"Ah!" exclaimed Mother, starting quickly toward the door, adding, as she looked back over her shoulder, "Our poetry contest has given me a new thought!" And she disappeared within the house.
Our conversation had reminded her of a package of morning-glory seeds that a friend had sent when she learned that a Japanese lady was living with her.
"I had almost forgotten about them," said Mother, returning with a trowel in her hand. "These were gathered from the vines which my friend had grown from seeds that came from Japan. She says the blossoms are wonderful—four and five inches across. Where shall we plant them? We must choose some appropriate spot for the little grandseeds of a Japanese ancestor."
"I know exactly the place!" I cried, delighted, and leading Mother to our old-fashioned well I told her the legend of the maiden who went to a well to draw water and, finding a morning-glory tendril twined about the handle of the bucket, went away rather than break the tender vine.
Mother was pleased, and she planted the seeds around the well curb while I softly hummed, over and over, the old poem:
"The morning-glory tendril has chained my heart.
Let it be:
I'll beg water of my neighbour."
We watched the vines eagerly as they reached out strong arms and climbed steadily upward. Mother often said, "The coming of the blossoms and of the baby will not be far apart."

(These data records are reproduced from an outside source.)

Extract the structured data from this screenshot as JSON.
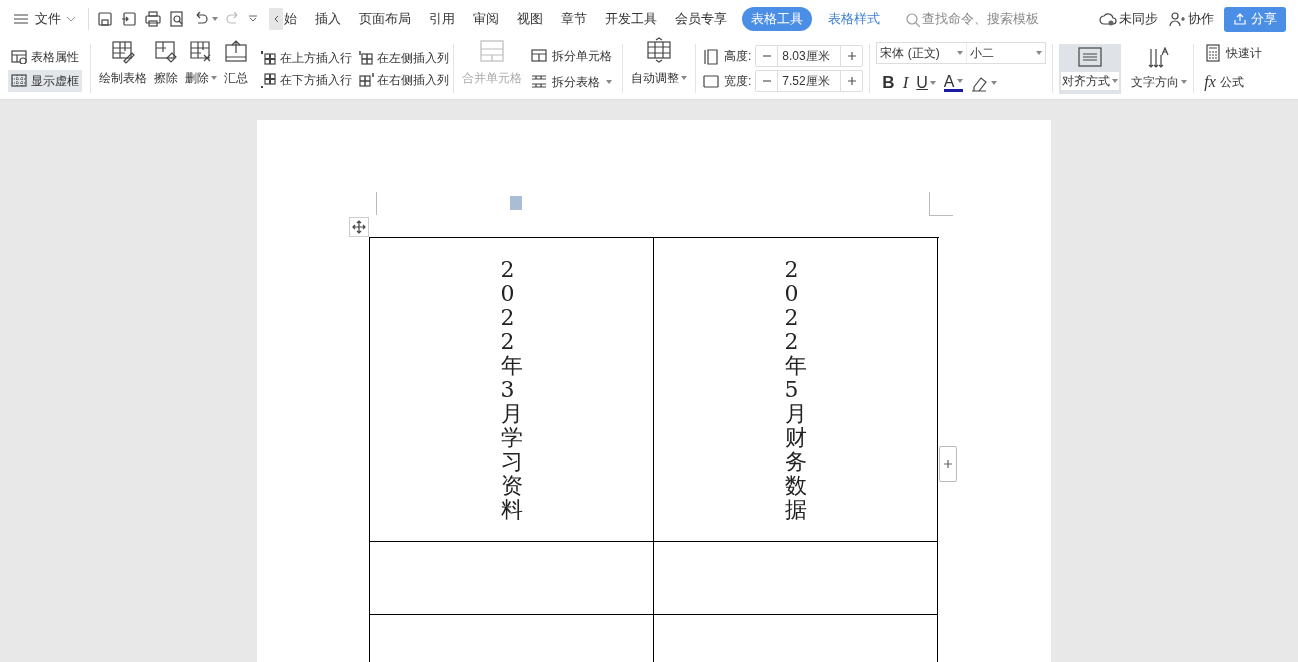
{
  "top_bar": {
    "menu": "文件",
    "tabs": [
      {
        "label": "始",
        "selected": false,
        "kind": "normal"
      },
      {
        "label": "插入",
        "selected": false,
        "kind": "normal"
      },
      {
        "label": "页面布局",
        "selected": false,
        "kind": "normal"
      },
      {
        "label": "引用",
        "selected": false,
        "kind": "normal"
      },
      {
        "label": "审阅",
        "selected": false,
        "kind": "normal"
      },
      {
        "label": "视图",
        "selected": false,
        "kind": "normal"
      },
      {
        "label": "章节",
        "selected": false,
        "kind": "normal"
      },
      {
        "label": "开发工具",
        "selected": false,
        "kind": "normal"
      },
      {
        "label": "会员专享",
        "selected": false,
        "kind": "normal"
      },
      {
        "label": "表格工具",
        "selected": true,
        "kind": "normal"
      },
      {
        "label": "表格样式",
        "selected": false,
        "kind": "contextual"
      }
    ],
    "search": {
      "placeholder": "查找命令、搜索模板"
    },
    "sync": "未同步",
    "collab": "协作",
    "share": "分享"
  },
  "ribbon": {
    "view_toggles": [
      {
        "label": "表格属性",
        "selected": false
      },
      {
        "label": "显示虚框",
        "selected": true
      }
    ],
    "draw_tools": [
      {
        "label": "绘制表格",
        "dropdown": false
      },
      {
        "label": "擦除",
        "dropdown": false
      },
      {
        "label": "删除",
        "dropdown": true
      },
      {
        "label": "汇总",
        "dropdown": false
      }
    ],
    "insert_buttons": [
      "在上方插入行",
      "在左侧插入列",
      "在下方插入行",
      "在右侧插入列"
    ],
    "merge": {
      "label": "合并单元格",
      "disabled": true
    },
    "split_buttons": [
      {
        "label": "拆分单元格",
        "dropdown": false
      },
      {
        "label": "拆分表格",
        "dropdown": true
      }
    ],
    "autofit": "自动调整",
    "size_fields": [
      {
        "label": "高度:",
        "value": "8.03厘米"
      },
      {
        "label": "宽度:",
        "value": "7.52厘米"
      }
    ],
    "font": {
      "family": "宋体 (正文)",
      "size": "小二"
    },
    "format_buttons": [
      {
        "glyph": "B",
        "kind": "bold"
      },
      {
        "glyph": "I",
        "kind": "italic"
      },
      {
        "glyph": "U",
        "kind": "underline"
      },
      {
        "glyph": "A",
        "kind": "color"
      }
    ],
    "align": {
      "label": "对齐方式",
      "selected": true
    },
    "direction": "文字方向",
    "quick_calc": "快速计",
    "formula_glyph": "fx",
    "formula": "公式"
  },
  "document": {
    "table": {
      "rows": [
        {
          "cells": [
            "2022年3月学习资料",
            "2022年5月财务数据"
          ]
        }
      ]
    }
  }
}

One morning I saw from my window Mother and Clara standing by the well. They were looking at the vines and talking excitedly. I hurried downstairs and across the lawn. The blossoms were open, but were pale, half-sized weaklings—not resembling at all the royal blossoms we treasure so dearly in Japan. Then I remembered having read that Japanese flowers do not like other lands and, after the first year, gradually fade away. With a superstitious clutch at my heart, I thought of my selfish prayer for a son and vowed to be gratefully content with either boy or girl if only the little one bore no pitiful trace of the transplanting.

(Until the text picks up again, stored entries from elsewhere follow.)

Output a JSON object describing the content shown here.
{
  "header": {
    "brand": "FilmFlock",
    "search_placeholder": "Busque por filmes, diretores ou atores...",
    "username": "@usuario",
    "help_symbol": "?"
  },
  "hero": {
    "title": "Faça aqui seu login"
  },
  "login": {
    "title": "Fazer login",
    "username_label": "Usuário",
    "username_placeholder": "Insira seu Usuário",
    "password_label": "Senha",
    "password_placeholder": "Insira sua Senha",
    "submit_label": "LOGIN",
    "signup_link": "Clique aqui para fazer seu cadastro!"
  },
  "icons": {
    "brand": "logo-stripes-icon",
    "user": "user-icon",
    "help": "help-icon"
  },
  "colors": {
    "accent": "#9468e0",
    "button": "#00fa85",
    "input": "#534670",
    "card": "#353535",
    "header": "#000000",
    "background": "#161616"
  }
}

And then the baby came—well and sweet and strong—upholding in her perfect babyhood the traditions of both America and Japan. I forgot that I had ever wanted a son, and Matsuo, after his first glimpse of his little daughter, remembered that he had always liked girls better than boys.

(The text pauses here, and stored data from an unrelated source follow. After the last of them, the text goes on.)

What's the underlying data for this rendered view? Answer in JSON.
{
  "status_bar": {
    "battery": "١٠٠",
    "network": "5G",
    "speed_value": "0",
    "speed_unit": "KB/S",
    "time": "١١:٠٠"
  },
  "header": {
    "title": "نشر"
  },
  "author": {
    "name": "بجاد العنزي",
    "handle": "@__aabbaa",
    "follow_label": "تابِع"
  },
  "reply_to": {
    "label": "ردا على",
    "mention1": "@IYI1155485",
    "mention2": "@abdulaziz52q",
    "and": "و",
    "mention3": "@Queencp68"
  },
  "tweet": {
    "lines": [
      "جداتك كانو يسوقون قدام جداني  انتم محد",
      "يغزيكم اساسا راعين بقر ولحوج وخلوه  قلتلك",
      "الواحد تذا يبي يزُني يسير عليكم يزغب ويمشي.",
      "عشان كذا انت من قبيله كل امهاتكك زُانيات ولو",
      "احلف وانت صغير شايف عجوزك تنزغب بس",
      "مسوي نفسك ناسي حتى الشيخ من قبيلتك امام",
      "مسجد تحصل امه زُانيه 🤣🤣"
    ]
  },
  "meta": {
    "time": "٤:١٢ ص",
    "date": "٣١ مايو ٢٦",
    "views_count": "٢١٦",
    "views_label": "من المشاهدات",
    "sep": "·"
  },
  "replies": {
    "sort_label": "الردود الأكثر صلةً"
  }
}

Whether the paper charm of Kishibo-jin was of value or not, my good Ishi's loving thought for me was a boon to my heart during those first weeks when I so longed for her wisdom and her love. And yet it was well that she was not with me, for she could never have fitted into our American life. The gentle, time-taking ways of a Japanese nurse crooning to a little bundle of crêpe and brocade swinging in its silken hammock on her back would never have done for my active baby, who so soon learned to crow with delight and clutch disrespectfully at her father's head as he tossed her aloft in his strong arms.